Insulin Sensitivity

Goals

To understand how a private person (not in a medical lab), can measure insulin sensitivity. To identify the methods that exist, their pros and cons, and accessibility.

Early Findings

Measuring Insulin Sensitivity

  • Different ways of determining this include measuring the degree of insulin output to determine pancreatic stress, measuring lipid hormones such as leptin and adiponectin, the patient's degree of inflammation, and measuring fatty acid metabolism.
  • Measuring one's sugar levels can be done at home. Diabetic patients do so regularly. One method here is using a blood glucose meter. This device has a small needle that is used to prick the finger and draw a drop of blood.

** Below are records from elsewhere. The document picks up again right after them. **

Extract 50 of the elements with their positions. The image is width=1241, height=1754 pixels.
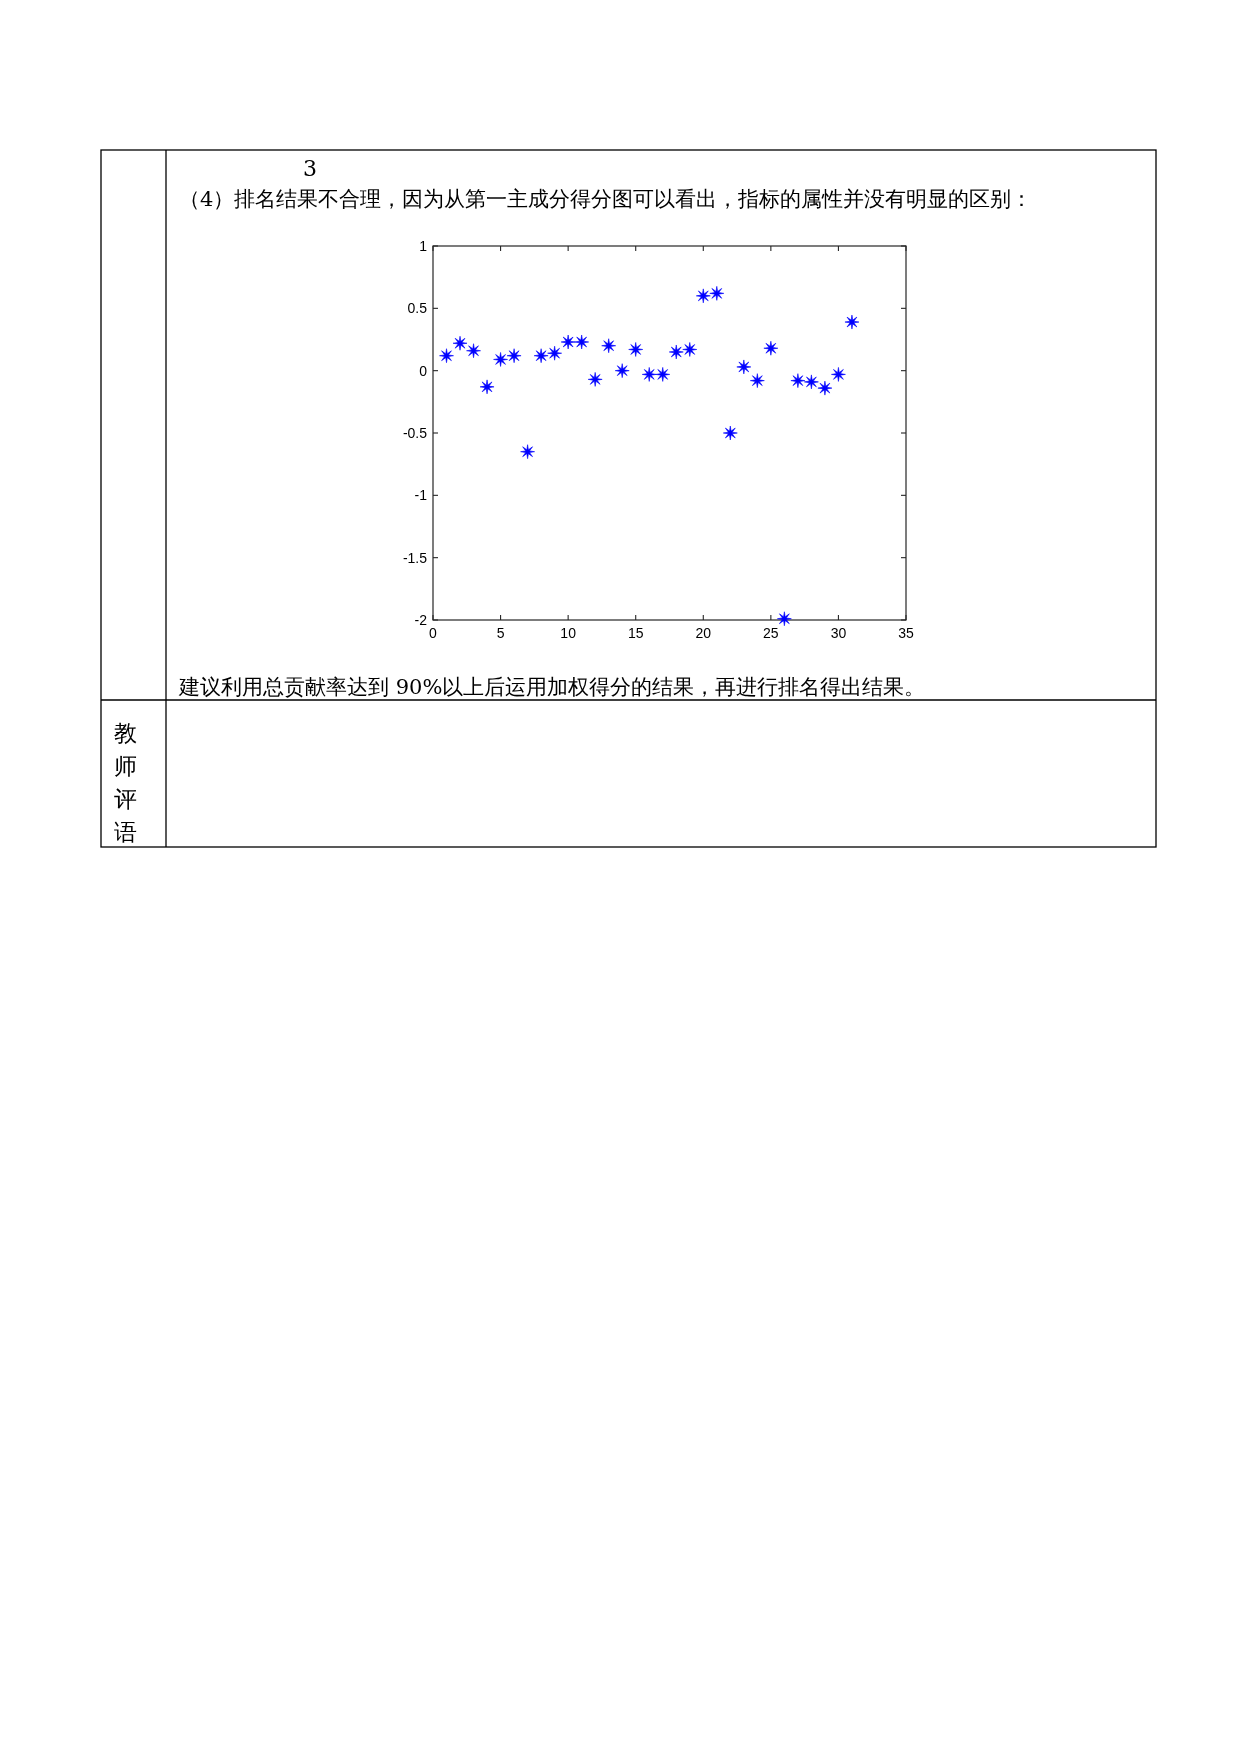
- y-tick-label: -0.5: [402, 425, 428, 441]
- x-tick-label: 30: [830, 625, 847, 641]
- point: [750, 373, 765, 388]
- x-tick-label: 20: [695, 625, 712, 641]
- point: [804, 374, 819, 390]
- x-tick-label: 5: [496, 625, 505, 641]
- point: [601, 338, 616, 354]
- point: [479, 379, 495, 395]
- x-tick-label: 10: [560, 625, 577, 641]
- point: [574, 334, 589, 350]
- point: [682, 342, 698, 357]
- point: [736, 359, 752, 375]
- y-tick-label: -1: [414, 487, 428, 504]
- point: [614, 363, 630, 378]
- point: [439, 348, 454, 364]
- x-tick-label: 0: [429, 625, 438, 641]
- point: [493, 352, 508, 367]
- point: [547, 345, 562, 361]
- point: [628, 342, 644, 357]
- point: [709, 286, 725, 301]
- text: 教师评语: [113, 720, 137, 845]
- point: [466, 343, 481, 359]
- point: [668, 344, 684, 360]
- point: [520, 444, 535, 459]
- y-tick-label: -2: [414, 612, 428, 628]
- point: [777, 611, 792, 627]
- y-tick-label: 0.5: [407, 300, 428, 317]
- point: [506, 348, 522, 364]
- point: [695, 288, 711, 304]
- x-tick-label: 35: [898, 625, 914, 641]
- y-tick-label: 0: [419, 362, 428, 379]
- chart-title: （4）排名结果不合理，因为从第一主成分得分图可以看出，指标的属性并没有明显的区别：: [179, 187, 1033, 211]
- y-tick-label: 1: [419, 238, 428, 254]
- point: [655, 367, 671, 382]
- point: [763, 340, 779, 356]
- point: [817, 380, 833, 396]
- x-tick-label: 15: [627, 625, 644, 641]
- text: 3: [303, 156, 317, 181]
- x-tick-label: 25: [763, 625, 779, 641]
- point: [641, 367, 657, 382]
- text: 建议利用总贡献率达到 90%以上后运用加权得分的结果，再进行排名得出结果。: [178, 675, 926, 699]
- point: [452, 335, 468, 351]
- point: [533, 348, 549, 364]
- point: [844, 314, 860, 330]
- y-tick-label: -1.5: [402, 549, 428, 566]
- point: [587, 372, 603, 387]
- point: [790, 373, 806, 388]
- point: [723, 425, 738, 441]
- point: [831, 367, 846, 382]
- point: [560, 334, 576, 350]
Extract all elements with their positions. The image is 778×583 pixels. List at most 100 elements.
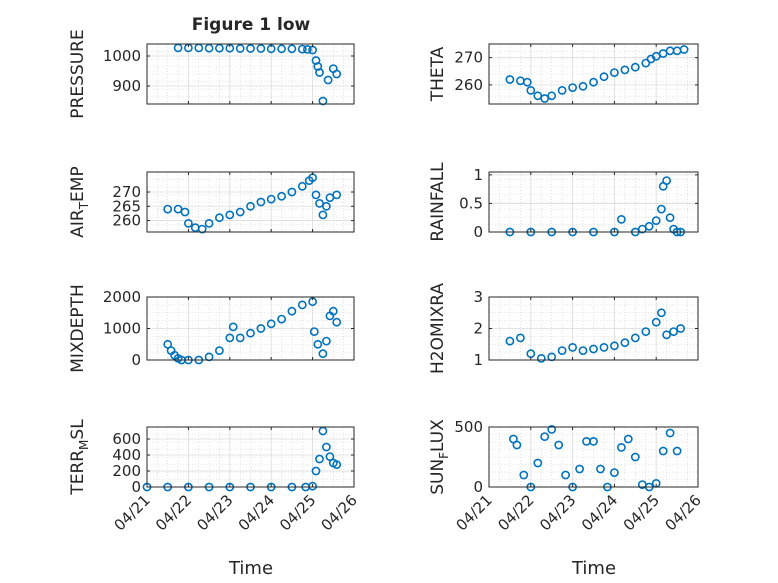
x-tick-label: 04/25: [276, 491, 319, 534]
y-tick-label: 1000: [103, 47, 141, 65]
data-point: [297, 181, 307, 191]
data-point: [214, 43, 224, 53]
data-point: [610, 468, 619, 477]
x-tick-label: 04/26: [662, 491, 705, 534]
x-tick-label: 04/23: [536, 491, 579, 534]
x-tick-label: 04/23: [193, 491, 236, 534]
subplot-4: 0 0.5 1 RAINFALL: [428, 162, 699, 242]
data-point: [657, 308, 666, 318]
data-point: [204, 43, 214, 53]
data-point: [197, 224, 207, 234]
subplot-5: 0 1000 2000 MIXDEPTH: [68, 284, 355, 373]
data-point: [315, 68, 324, 77]
data-point: [318, 210, 328, 220]
data-point: [540, 94, 550, 103]
data-point: [669, 327, 678, 336]
data-point: [225, 333, 235, 343]
axes-box: [146, 171, 355, 233]
subplot-7: 0200400600TERRMSL04/2104/2204/2304/2404/…: [68, 419, 361, 535]
y-axis-label: RAINFALL: [428, 162, 448, 242]
y-tick-label: 0.5: [459, 194, 483, 212]
data-point: [657, 204, 666, 214]
subplot-8: 0 500SUNFLUX04/2104/2204/2304/2404/2504/2…: [428, 418, 705, 534]
data-point: [568, 342, 577, 352]
data-point: [277, 314, 286, 324]
data-point: [256, 324, 266, 333]
data-point: [665, 46, 675, 56]
data-point: [651, 317, 661, 327]
data-point: [554, 440, 564, 450]
data-point: [204, 218, 214, 228]
subplot-2: 260 270 THETA: [428, 43, 699, 105]
y-tick-label: 0: [473, 478, 483, 496]
data-point: [665, 428, 675, 438]
y-tick-label: 1: [473, 166, 483, 184]
data-point: [277, 191, 286, 201]
subplot-6: 1 2 3 H2OMIXRA: [428, 283, 699, 374]
x-axis-label-right: Time: [571, 558, 616, 579]
x-axis-label-left: Time: [228, 558, 273, 579]
data-point: [321, 201, 331, 211]
data-point: [332, 190, 342, 200]
data-point: [641, 58, 651, 68]
data-point: [568, 83, 577, 92]
data-point: [630, 62, 640, 72]
data-point: [321, 442, 331, 452]
data-point: [332, 69, 342, 79]
x-tick-label: 04/21: [111, 491, 154, 534]
data-point: [309, 327, 319, 336]
data-point: [325, 452, 335, 461]
y-tick-label: 900: [112, 77, 141, 95]
data-point: [266, 319, 276, 329]
data-point: [526, 86, 536, 95]
data-point: [256, 44, 266, 53]
data-point: [505, 336, 515, 346]
y-axis-label: THETA: [428, 46, 448, 102]
data-point: [214, 213, 224, 223]
data-point: [578, 346, 588, 355]
data-point: [662, 330, 671, 340]
data-point: [522, 77, 532, 87]
data-point: [163, 204, 173, 214]
y-tick-label: 200: [112, 462, 141, 480]
data-point: [318, 96, 328, 106]
data-point: [662, 176, 671, 185]
y-tick-label: 1: [473, 351, 483, 369]
axes-box: [146, 43, 355, 105]
subplot-1: 900 1000 PRESSURE: [68, 29, 355, 119]
data-point: [578, 81, 588, 91]
x-tick-label: 04/25: [620, 491, 663, 534]
data-point: [676, 324, 685, 333]
data-point: [623, 434, 633, 444]
data-point: [190, 223, 200, 233]
x-tick-label: 04/24: [235, 491, 278, 534]
data-point: [266, 194, 276, 204]
y-tick-label: 3: [473, 288, 483, 306]
data-point: [277, 44, 286, 54]
y-axis-label: MIXDEPTH: [68, 284, 88, 373]
data-point: [287, 44, 297, 54]
x-tick-label: 04/21: [453, 491, 496, 534]
data-point: [536, 353, 546, 363]
data-point: [235, 207, 245, 217]
data-point: [313, 339, 323, 349]
axes-box: [488, 171, 699, 233]
data-point: [256, 197, 266, 207]
axes-box: [488, 43, 699, 105]
y-tick-label: 0: [131, 351, 141, 369]
data-point: [311, 190, 321, 200]
x-tick-label: 04/22: [494, 491, 537, 534]
data-point: [183, 218, 193, 228]
data-point: [214, 346, 224, 355]
data-point: [180, 207, 190, 217]
data-point: [246, 201, 255, 211]
data-point: [651, 51, 661, 61]
y-axis-label: H2OMIXRA: [428, 283, 448, 374]
data-point: [533, 458, 543, 468]
data-point: [287, 187, 297, 197]
data-point: [505, 75, 515, 84]
data-point: [313, 62, 323, 71]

The screen display shows the test results. More advanced devices indicate the date and the time and can gather data.
  • Another method is measuring sugar levels in urine. This test usually detects levels that are 10 mmol/L (180 mg/dL) and over. For this test, one would need a urine test strip and a container for collecting the urine. It is important for each patient to consult with their doctor to determine the best time to conduct this test.

Summary of our Early Findings

  • Our one-hour research was able to determine that two tests that one can conduct at home would be to use the blood glucose meter and to test the sugar level in one's urine levels.
  • When researching how to measure insulin sensitivity, our research path determined that the amount of blood sugar in the blood reveals that there could be some resistance to the insulin being produced.